Max Baucus’ decision to resign could give gun control advocates a chance to revive their failed background-check legislation with a simple plan: Make it all about Baucus.
The legislation failed last week by six votes. One was Majority Leader Harry Reid, who voted no on procedural grounds. Among the others were North Dakota Senator Heidi Heitkamp, who had reportedly signaled that she might be willing to cast a crucial 60th vote — but that she would not risk her career for a symbolic 57th. Similarly, it has been reported that the bill’s supporters had an unnamed Republican who might have voted for a winning bill but wouldn’t go down in flames with a losing one.
The bill failed, then, by well under six votes. And the nature of contested legislation is that senators may be willing to cast the 60th vote when they won’t cast the 59th. Were Baucus to shamelessly directly change his mind, he could well pass the bill.
Baucus has not exactly given eloquent defenses for his opposition to background checks. He explained his “no” vote to reporters with a single word: “Montana.”
He was also never a particular target for advocates, because his vote wasn’t considered in play.
“He was decidedly uninterested in it when we met,” Jen Bluestein, the communications director for Americans for Responsible Solutions, the group led by former Rep. Gabrielle Giffords, told my colleague Evan McMorris-Santoro. Baucus “seemed to be suggesting he didn’t believe the polls showing strong support for it among Montanans,” Bluestein said.
So what if that changed? It’s not something gun control advocates or the White House, currently licking their wounds, are considering, but it’s a provocative thought, and one that some senior Democrats have begun to weigh.
“The whole thing hinges on one guy now,” one top Democratic political operative suggested to me Tuesday. “If you want background checks, lock on to Max Baucus and do not let go.”
This is not, superficially, beyond the scope of imagination. Indeed, those of us who watched anything from the health care fight to the passage of marriage equality through the New York State Senate have seen what imaginative, muscular executives and legislative leaders can do. This White House saw its health care overhaul declared dead, then rise again. And there’s a hallowed path for this sort of reversal: Leadership could give Baucus and two more senators cover to switch their votes with a modest change to the legislation for which they could claim credit.

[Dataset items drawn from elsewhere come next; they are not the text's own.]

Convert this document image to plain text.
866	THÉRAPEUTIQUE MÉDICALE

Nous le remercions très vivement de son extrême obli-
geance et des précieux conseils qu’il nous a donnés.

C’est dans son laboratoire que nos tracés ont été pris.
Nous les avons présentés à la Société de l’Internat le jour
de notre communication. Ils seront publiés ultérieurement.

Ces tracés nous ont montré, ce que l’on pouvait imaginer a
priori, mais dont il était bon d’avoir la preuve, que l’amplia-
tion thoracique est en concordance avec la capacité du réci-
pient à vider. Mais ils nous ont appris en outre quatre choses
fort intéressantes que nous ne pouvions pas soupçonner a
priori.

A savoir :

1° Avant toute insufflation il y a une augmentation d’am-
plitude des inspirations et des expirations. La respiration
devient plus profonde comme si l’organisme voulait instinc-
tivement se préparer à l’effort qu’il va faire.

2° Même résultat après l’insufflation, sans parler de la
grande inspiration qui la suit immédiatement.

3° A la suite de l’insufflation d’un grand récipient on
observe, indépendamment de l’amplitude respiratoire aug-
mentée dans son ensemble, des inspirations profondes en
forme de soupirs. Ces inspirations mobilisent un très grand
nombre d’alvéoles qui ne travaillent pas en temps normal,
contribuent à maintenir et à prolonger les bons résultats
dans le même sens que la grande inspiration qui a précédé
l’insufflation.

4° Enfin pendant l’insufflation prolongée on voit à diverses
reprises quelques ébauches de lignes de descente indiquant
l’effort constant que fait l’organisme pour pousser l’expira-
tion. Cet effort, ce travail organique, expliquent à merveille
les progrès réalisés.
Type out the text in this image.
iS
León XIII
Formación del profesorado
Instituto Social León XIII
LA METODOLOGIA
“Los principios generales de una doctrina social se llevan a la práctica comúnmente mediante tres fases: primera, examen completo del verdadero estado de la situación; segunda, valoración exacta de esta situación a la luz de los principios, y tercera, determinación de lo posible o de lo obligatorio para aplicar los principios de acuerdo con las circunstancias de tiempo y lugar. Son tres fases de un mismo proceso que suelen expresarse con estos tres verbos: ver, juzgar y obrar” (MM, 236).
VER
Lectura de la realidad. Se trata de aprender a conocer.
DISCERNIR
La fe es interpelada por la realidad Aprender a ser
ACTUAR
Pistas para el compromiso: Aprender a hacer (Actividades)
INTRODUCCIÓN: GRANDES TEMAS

I should pause to note that people who watch the Senate closely — including my colleagues in BuzzFeed’s Washington bureau — tell me this is not likely to happen. My flight of fancy requires ignoring the fact that people close to Reid say he has no intention of putting the bill back on the floor, an extremely unusual move, and ignoring Baucus’ reputation for stubbornness.
But if there’s a consistent trend in the Senate, it’s that retiring senators often trade in one constituency for another. They stick with their adopted homes, taking lucrative lobbying jobs in the Capitol. They may not like the legislation in Montana. But how about the District of Columbia?